A expectativa da torcida  do Flamengo era se vingar e vencer o rival da mesma forma. De preferência vendo o maior ídolo do Vasco, o atacante Roberto (um exímio batedor de pênaltis), errar como fez Zico no ano anterior. “Mas o chute de Roberto é seco, rasteiro, no canto esquerdo de Cantarelli, que nem vai na bola. Já é madrugada no Rio, mas a festa do Bacalhau estava apenas começando.

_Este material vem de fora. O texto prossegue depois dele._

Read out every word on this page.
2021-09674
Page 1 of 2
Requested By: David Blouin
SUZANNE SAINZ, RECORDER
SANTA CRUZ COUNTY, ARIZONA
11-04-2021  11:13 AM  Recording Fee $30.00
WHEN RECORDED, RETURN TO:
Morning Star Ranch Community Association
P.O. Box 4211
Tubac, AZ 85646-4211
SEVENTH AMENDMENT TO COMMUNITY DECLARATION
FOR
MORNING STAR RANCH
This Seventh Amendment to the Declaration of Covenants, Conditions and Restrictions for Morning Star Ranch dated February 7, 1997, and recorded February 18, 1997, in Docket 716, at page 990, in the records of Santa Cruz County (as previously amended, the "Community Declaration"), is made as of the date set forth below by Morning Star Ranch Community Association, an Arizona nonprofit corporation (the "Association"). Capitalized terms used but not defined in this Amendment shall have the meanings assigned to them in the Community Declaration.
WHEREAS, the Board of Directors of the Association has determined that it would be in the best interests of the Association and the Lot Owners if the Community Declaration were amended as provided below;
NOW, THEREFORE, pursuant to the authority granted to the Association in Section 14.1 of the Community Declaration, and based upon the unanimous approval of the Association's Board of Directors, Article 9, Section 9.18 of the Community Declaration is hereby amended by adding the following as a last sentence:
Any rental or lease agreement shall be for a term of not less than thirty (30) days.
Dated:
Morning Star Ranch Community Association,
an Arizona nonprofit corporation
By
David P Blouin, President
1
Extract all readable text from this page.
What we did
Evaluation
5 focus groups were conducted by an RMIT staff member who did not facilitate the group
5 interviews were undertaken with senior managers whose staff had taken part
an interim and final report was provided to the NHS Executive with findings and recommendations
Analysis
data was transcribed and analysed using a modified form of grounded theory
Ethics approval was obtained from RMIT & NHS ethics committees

Durante a semana uma reportagem acompanhou o trabalho da polícia e algumas ideias que seriam adotadas no futuro já eram cogitadas, como a proibição da venda de bebidas alcoólicas, Revólver, faca, gilete. Cenas de tamanha pancadaria não chegam a ser comuns nos campos de futebol do Brasil, mas a violência costuma aumentar nessa época do ano, quando os Campeonatos regionais vão chegando ao final. Por isso, há cada vez mais polícia assistindo o jogo de futebol no País.Afinal desde a década de 1940, quando o Uruguaio Ondino Vieira, definiu os campeonatos regionais brasileiros como autênticas guerras, jogadores e torcedores vêm mantendo elevado o índice de violência nos Estádios. No último Vasco X Flamengo, na quarta feira passada, no Rio de Janeiro, a Polícia aprendeu dois revolveres e mais de 300 armas brancas, de facas a giletes, na prática revista as portas do Maracanã (...). O ideal, acreditam alguns policiais cariocas, seria proibir a venda de bebidas alcoólicas dentro do Estádio. Ely, Chefe da Força Jovem, acha que não adiantaria. “É que o torcedor já chega ao Estádio mamado”, comenta. As Torcidas Organizadas, cujos gritos, coros e bandeiras costumam agitar os Estádios, nem sempre são as mais agressivas, pois costumam operar em acordo com a Polícia, que lhes reserva lugar na arquibancada e oferece proteção (...). Ultimamente, contudo o pessoal da segurança do Estádio notou que muitas Torcidas, trocaram a vara de bambu que sustenta as bandeiras por bastão, que pode se tornar uma arma bastante perigosa”.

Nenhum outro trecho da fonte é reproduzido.